Perfection is really the road to imperfection. What has been your relationship to imperfection; to the acceptance of it in everyday life?
Imperfection is something I've warmed up to. Aesthetically, I've always loved imperfect things -- things with cracks, stains, wrinkles, smudges -- signs of life, being used and loved. (As a kid, I used to scuff my bright white sneakers in the dirt because I hated them looking so new!) But for a long time in my work and life, I leaned toward perfectionism, as some artists do. It is a habit that has served me well in many ways, but I also know it unravels my health and spirit. Perfectionism is the enemy of creativity. What is ever perfect?
…Yes, you can set yourself up to have a degree of control over your experience, but so much of life is out of your control. What I've come to know is that things don't need to be perfect, they just need to move.
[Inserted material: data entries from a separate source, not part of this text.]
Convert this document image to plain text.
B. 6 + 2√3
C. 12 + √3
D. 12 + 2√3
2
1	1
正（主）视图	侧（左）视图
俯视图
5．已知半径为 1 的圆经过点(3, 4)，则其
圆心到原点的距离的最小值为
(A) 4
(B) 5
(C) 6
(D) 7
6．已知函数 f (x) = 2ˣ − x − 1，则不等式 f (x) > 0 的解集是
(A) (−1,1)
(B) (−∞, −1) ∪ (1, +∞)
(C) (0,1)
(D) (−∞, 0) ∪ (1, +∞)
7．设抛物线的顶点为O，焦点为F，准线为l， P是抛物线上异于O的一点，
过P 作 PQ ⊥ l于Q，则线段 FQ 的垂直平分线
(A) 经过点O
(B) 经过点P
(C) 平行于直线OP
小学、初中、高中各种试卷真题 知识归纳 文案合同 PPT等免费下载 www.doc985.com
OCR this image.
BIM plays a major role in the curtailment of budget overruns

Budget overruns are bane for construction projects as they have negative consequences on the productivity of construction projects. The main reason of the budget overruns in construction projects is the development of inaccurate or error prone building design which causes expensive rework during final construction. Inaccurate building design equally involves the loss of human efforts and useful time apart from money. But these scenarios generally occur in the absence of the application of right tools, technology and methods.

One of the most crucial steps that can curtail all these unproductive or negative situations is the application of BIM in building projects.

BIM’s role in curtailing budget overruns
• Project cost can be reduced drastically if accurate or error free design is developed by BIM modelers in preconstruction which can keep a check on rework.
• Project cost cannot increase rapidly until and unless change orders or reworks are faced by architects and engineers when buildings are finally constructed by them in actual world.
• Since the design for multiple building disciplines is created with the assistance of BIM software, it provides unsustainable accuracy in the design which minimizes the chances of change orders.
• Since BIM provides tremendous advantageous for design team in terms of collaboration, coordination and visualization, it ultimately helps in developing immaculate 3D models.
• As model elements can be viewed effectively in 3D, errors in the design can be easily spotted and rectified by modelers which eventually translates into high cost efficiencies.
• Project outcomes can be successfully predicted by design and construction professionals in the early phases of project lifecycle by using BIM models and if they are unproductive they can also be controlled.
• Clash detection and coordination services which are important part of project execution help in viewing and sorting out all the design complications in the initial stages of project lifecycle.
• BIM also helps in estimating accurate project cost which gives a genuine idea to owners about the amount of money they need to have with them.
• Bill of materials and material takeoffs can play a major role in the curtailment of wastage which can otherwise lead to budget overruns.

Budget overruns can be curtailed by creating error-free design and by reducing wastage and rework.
Change is life, nothing is static. Feelings shift, conditions shift. Even a "perfect" moment quickly shifts into something perhaps less "perfect." If you spend too much time dwelling on making “perfect” work, you probably aren't making new work!
You have to foil your persistence, your reach for perfection, with playfulness. I tell myself over and over: "Let go." Let go of control, let go of expectations, loosen that firm grip and let yourself be open to surprise. It's intimidating, but once you can embrace it, it's an immensely liberating and attractive way to live, and the best way to grow.
What has working in as a multidisciplinary artist taught you about letting go of needing to be one "thing"?
Gosh, I have such a hard time answering the question "What do you do?" in one, succinct sentence, but I wouldn't have it otherwise. Usually I just say "I'm an artist," because it's so deliciously vague. I like a bit of mystery...
Embracing fluidity is so attractive to me and my body of work. I tend to my creativity through many channels, and each feeds the other. A shift between them is important for feeling balanced. Whenever I'm feeling creatively blocked in one direction, I shift to another ... sometimes a step away, a change in perspective gives so much clarity.
Creatively I'm fueled by curiosity and wonder -- I love to be a student, to step outside the familiar. Engaging my senses is important, as is embracing mistakes and humanhood with playful joy (see: imperfection, above). I think that this approach threads itself through everything I do. I often ask myself how I should navigate and tend the scope of my creative projects. It can be daunting, and leave me feeling scattered sometimes. It's important to carve out time for each, to take one at a time, to seek out ways to greet them with intention. You must have courage, be open, and push through moments of self-doubt. My mantra is patience, always.
I like to think of my multidisciplinary approach to work as a constellation that shape-shifts. It's complex and beautiful and I'm simply connecting the dots, telling a story, continually reinventing. People aren't "one thing"! As an artist, that's refreshing. I think being an "artist" is a broad, and ultimately embracing way of labeling yourself. An artist is not defined by her tool, she is defined by a way of looking. She leans into whichever medium beckons at that moment -- it could be painting, photography, design, ceramics, digital art, cooking, music... The vehicle may change (and I think that it should). That's how things you didn't know about yourself surface -- skills you tend, visions or values you hold. The artist is simply driven by the act of pouring something out into the world in a way that is hers.